Canarium elegans
- Conservation status: Endangered (IUCN 3.1)

Scientific classification
- Kingdom: Plantae
- Clade: Tracheophytes
- Clade: Angiosperms
- Clade: Eudicots
- Clade: Rosids
- Order: Sapindales
- Family: Burseraceae
- Genus: Canarium
- Species: C. elegans
- Binomial name: Canarium elegans Daly, Raharim. & Federman, 2015

= Canarium elegans =

- Genus: Canarium
- Species: elegans
- Authority: Daly, Raharim. & Federman, 2015
- Conservation status: EN

Species of tree

Canarium elegans is a species of tree in the family Burseraceae. It is native to Madagascar.

==Description==
Canarium elegans is a tree which grows from 12 to 18 meters tall.
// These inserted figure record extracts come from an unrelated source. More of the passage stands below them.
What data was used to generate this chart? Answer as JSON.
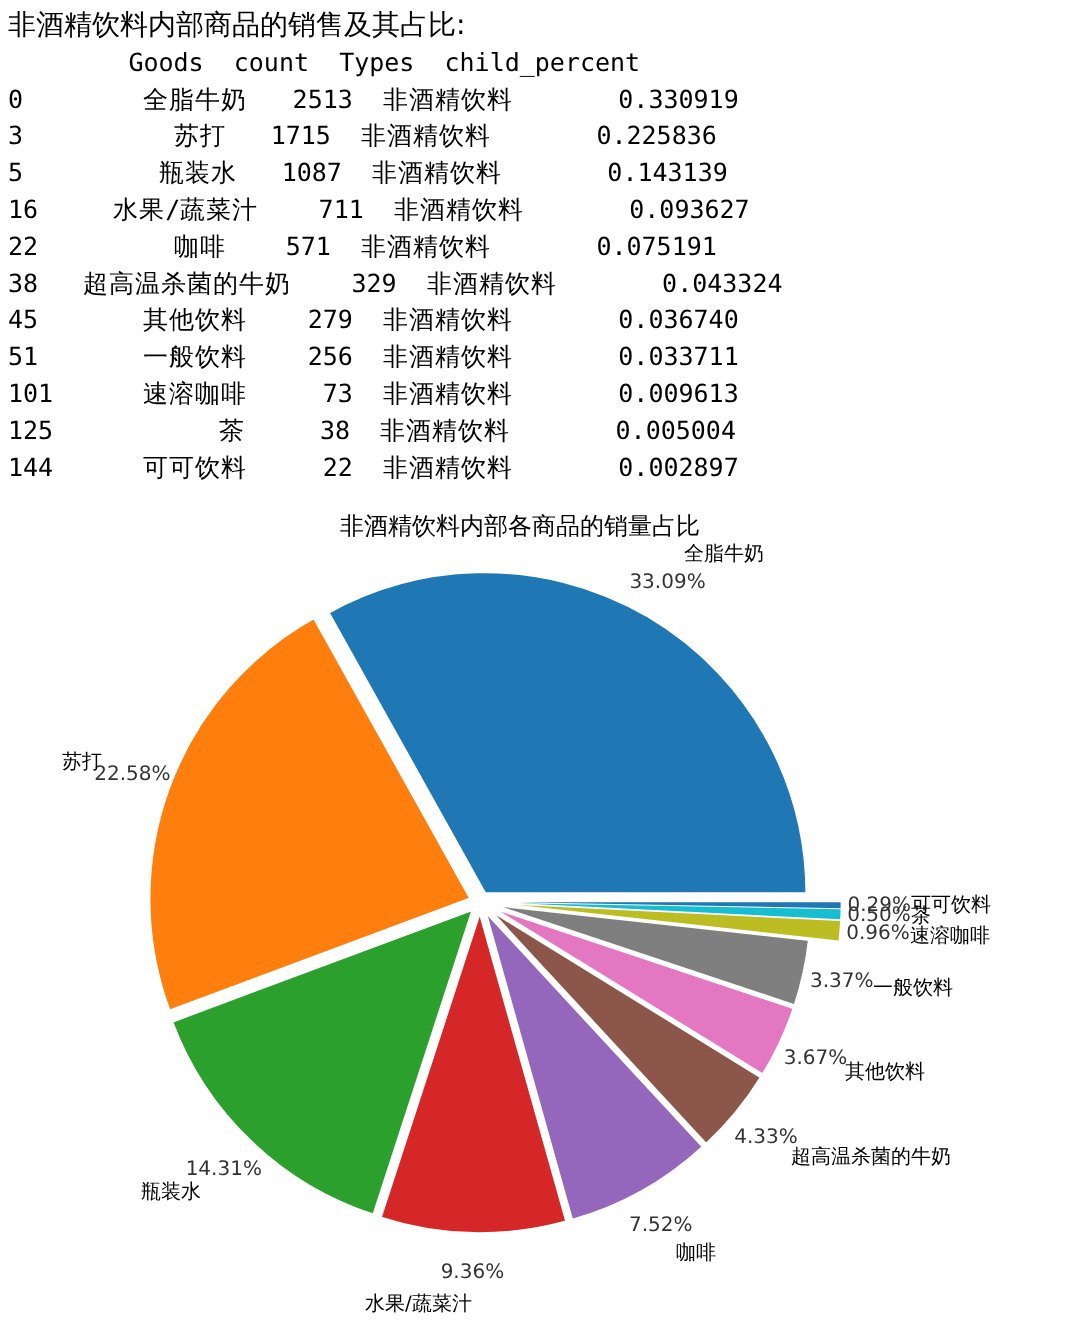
{
  "chart_data": {
    "type": "pie",
    "title": "非酒精饮料内部各商品的销量占比",
    "annotations": [
      "非酒精饮料内部商品的销售及其占比:",
      "        Goods  count  Types  child_percent",
      "0        全脂牛奶   2513  非酒精饮料       0.330919",
      "3          苏打   1715  非酒精饮料       0.225836",
      "5         瓶装水   1087  非酒精饮料       0.143139",
      "16     水果/蔬菜汁    711  非酒精饮料       0.093627",
      "22         咖啡    571  非酒精饮料       0.075191",
      "38   超高温杀菌的牛奶    329  非酒精饮料       0.043324",
      "45       其他饮料    279  非酒精饮料       0.036740",
      "51       一般饮料    256  非酒精饮料       0.033711",
      "101      速溶咖啡     73  非酒精饮料       0.009613",
      "125           茶     38  非酒精饮料       0.005004",
      "144      可可饮料     22  非酒精饮料       0.002897"
    ],
    "categories": [
      "全脂牛奶",
      "苏打",
      "瓶装水",
      "水果/蔬菜汁",
      "咖啡",
      "超高温杀菌的牛奶",
      "其他饮料",
      "一般饮料",
      "速溶咖啡",
      "茶",
      "可可饮料"
    ],
    "values": [
      33.09,
      22.58,
      14.31,
      9.36,
      7.52,
      4.33,
      3.67,
      3.37,
      0.96,
      0.5,
      0.29
    ],
    "value_labels": [
      "33.09%",
      "22.58%",
      "14.31%",
      "9.36%",
      "7.52%",
      "4.33%",
      "3.67%",
      "3.37%",
      "0.96%",
      "0.50%",
      "0.29%"
    ],
    "colors": [
      "#1f77b4",
      "#ff7f0e",
      "#2ca02c",
      "#d62728",
      "#9467bd",
      "#8c564b",
      "#e377c2",
      "#7f7f7f",
      "#bcbd22",
      "#17becf",
      "#1f77b4"
    ]
  }
}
It starts flowering in January and fruits from February to October.

==Range and habitat==
Canarium elegans is native to northeastern Madagascar, from the Masoala Peninsula to Marojejy National Park. It is known from four locations, with an estimated extent of occurrence of 5,197 km^{2} and an estimated area of occupancy of 24 km^{2}. It inhabits humid evergreen lowland forests, including dense lowland forest, sub-littoral forest, and wet forest on steep slopes, between sea level and 400 meters elevation.

==Conservation and threats==
There are six known subpopulations. The species' population is thought to be decreasing from illegal selective logging and habitat loss caused by deforestation for shifting cultivation and mining. The species' conservation status is assessed as endangered.